Even though district attorneys and sheriffs were on the task force, the Louisiana District Attorneys Association has given tepid support to some of the package and opposes other segments of it. Sheriffs have concerns about the legislative package because so many of them are dependent on payments from the Department of Corrections for the housing of state prisoners in their jails. Fewer state prisoners could translate into fewer state prisoners needing to be housed in parish prisons.

The rubber begins to meet the road this week in the Legislature.

Sen. Dan Claitor's SB16 which addresses the Supreme Court of the United States decision banning the sentencing of juveniles to life in prison without benefit of parole is on the Senate Digest for consideration today. Claitor's bill cleared Senate Judiciary C last week.

Both the Senate and the House are due to convene at 3 p.m.

On Tuesday, four other bills in the Justice Reinvestment package will be up for consideration in Senate Judiciary C Committee.

John Burkhart of the Southern Poverty Law Center identifies the four bills as:

• Sen. Danny Martiny's SB139: The bill would afford a path for habitual non-violent offenders to gain access to parole and community-based supervision.

• Sen. Claitor's SB146 would amend the state's Habitual Offender Law to allow for convictions to be removed from a person's record after five years following conviction instead of the current 10 years. The bill would also afford judges some leeway in applying habitual offender status to people who have been arrested.

Senate President John Alario's SB220 would create a class system of felonies similar to those in other states. The state District Attorneys Association objects to this bill saying it needs to be more carefully considered.

• Sen Alario's SB221: This bill, like Claitor's, would amend the Habitual Offender Law to allow for older convictions to be removed from the record of habitual offenders.

Senate Judiciary C will convene on Tuesday morning at 9 a.m. in Senate Meeting Room F.
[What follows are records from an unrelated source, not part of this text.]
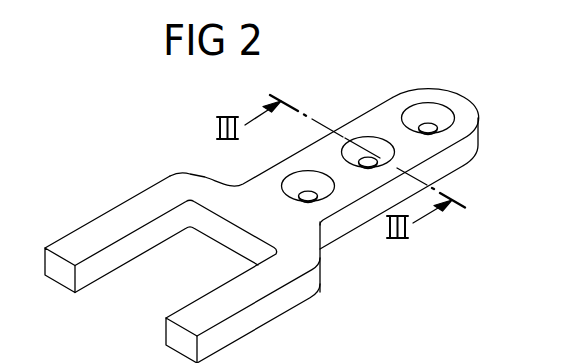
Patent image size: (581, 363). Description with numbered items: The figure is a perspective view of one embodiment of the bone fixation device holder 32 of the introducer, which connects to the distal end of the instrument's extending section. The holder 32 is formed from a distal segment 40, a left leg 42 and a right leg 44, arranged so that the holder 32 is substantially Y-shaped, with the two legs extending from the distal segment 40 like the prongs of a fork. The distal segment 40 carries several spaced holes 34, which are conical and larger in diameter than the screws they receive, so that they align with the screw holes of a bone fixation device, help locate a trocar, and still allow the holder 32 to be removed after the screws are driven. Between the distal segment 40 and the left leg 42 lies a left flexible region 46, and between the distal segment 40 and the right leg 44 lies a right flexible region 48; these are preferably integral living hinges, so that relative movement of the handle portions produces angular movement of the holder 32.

The bone fixation device holder 32 is at (284, 206).
The holes 34 is at (433, 112).
The distal segment 40 is at (378, 125).
The left leg 42 is at (100, 235).
The right leg 44 is at (205, 313).
The left flexible region 46 is at (213, 192).
The right flexible region 48 is at (326, 237).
Later in the week, Rep. Terry Landry's HB615 will be called up for floor debate and votes in the House. The bill sets a nine-month window between a decision by a parole board to release a prisoner and the time of that release. It also requires that the prisoner complete rehabilitative training before being released.

The House Order of the Day currently calls for HB615 to be called up for consideration on Thursday.